As previously announced, the acquisition of Alerion completed on 28 March 2019 and it is expected that the Consideration Shares issued pursuant to the acquisition will be admitted to trading on Tuesday 16 April 2019.

The Vendors have agreed to extend their lock up period from an initial 6 months to a 6 month hard lock up plus a further 12 months orderly market lock in period.

Correction concerning July 2018 fundraising

Further to the announcement of 6 July 2018 concerning a fundraising from directors, employees and contractors, the Company wishes to clarify that one of the subscribers was Leon Hogan, who was not a director, employee or contractor.

Board of Directors

The Company stated in its corporate governance statement (that is available on the Company’s website) that it would appoint an independent non-executive director to the board by November 2018. This appointment has been delayed, but it is now the intention to both accelerate this appointment and to appoint a second independent non-executive director such that the board will consist of five directors. Further details will be announced in respect of these appointments following completion of the customary due diligence. The Company will update its Corporate Governance Statement and its assessment of the independence of the Board accordingly in due course.

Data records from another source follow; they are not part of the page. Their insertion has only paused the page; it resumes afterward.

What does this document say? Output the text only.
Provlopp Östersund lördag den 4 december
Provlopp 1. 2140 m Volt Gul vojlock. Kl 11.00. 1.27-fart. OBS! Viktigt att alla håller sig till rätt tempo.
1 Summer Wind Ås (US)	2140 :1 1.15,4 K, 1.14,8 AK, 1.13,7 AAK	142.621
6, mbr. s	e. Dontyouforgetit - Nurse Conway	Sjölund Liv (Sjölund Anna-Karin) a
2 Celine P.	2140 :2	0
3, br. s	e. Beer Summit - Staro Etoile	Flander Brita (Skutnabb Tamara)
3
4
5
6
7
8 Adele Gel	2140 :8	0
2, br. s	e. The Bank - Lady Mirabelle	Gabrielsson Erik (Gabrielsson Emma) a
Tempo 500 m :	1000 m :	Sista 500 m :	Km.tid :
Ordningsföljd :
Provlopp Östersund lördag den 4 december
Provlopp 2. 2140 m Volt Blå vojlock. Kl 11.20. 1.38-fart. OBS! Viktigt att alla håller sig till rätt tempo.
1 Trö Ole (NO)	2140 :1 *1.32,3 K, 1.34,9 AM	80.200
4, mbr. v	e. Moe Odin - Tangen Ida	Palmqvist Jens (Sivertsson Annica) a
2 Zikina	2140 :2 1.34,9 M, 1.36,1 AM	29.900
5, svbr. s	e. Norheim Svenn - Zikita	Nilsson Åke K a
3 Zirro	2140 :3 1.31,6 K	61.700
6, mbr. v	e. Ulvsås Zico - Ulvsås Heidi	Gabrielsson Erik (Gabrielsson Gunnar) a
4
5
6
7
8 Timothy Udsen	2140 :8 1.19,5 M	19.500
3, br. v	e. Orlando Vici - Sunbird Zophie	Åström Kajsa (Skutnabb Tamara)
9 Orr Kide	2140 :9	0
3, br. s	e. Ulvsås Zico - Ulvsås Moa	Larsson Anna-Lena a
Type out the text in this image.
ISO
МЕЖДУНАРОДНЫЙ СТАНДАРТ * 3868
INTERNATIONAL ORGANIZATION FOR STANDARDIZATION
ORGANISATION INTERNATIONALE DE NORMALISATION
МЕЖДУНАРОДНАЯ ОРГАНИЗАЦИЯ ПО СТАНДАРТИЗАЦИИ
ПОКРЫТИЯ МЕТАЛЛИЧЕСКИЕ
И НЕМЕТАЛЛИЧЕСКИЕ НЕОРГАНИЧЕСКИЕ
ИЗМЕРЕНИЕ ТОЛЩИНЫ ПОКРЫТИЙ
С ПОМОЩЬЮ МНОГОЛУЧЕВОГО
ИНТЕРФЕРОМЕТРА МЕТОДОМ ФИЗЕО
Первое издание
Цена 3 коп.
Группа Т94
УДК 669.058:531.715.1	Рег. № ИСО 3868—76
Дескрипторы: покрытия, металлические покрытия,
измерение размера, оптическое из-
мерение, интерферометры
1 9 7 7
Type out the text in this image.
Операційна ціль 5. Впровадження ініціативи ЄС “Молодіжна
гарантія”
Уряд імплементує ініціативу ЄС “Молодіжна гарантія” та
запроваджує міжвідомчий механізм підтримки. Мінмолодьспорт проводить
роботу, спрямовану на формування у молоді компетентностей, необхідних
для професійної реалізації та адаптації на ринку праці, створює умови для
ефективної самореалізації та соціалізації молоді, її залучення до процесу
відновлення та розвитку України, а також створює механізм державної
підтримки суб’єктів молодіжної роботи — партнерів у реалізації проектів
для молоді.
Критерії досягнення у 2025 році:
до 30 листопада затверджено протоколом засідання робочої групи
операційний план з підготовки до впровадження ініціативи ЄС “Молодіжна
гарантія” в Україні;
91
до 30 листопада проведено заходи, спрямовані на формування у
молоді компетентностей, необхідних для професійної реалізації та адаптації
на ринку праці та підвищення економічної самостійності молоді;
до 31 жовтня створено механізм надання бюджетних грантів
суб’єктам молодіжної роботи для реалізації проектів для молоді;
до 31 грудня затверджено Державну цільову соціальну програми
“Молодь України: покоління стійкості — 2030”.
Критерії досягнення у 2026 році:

Notice of Requisition of General Meeting 

The Company also announces that it has a received a requisition of a general meeting of the Company at which resolutions are to be proposed to remove John Zorbas and Timothy Jones as directors of the Company, to remove any directors appointed between 11 April 2019 and the date of the general meeting and to appoint Nigel Burton, Trevor Brown and Daniel Smith as directors of the Company.

The Company will send shareholders a notice of general meeting in due course in accordance with the requirements of the Companies Act 2006

Update of debt restructuring

Further to the update in the half year results statement dated 28 February 2019, the Company continues to make progress on the debt restructuring and has recently agreed a term sheet with a major financial institution. The Company expects to provide a further update to shareholders upon completion of the debt restructuring.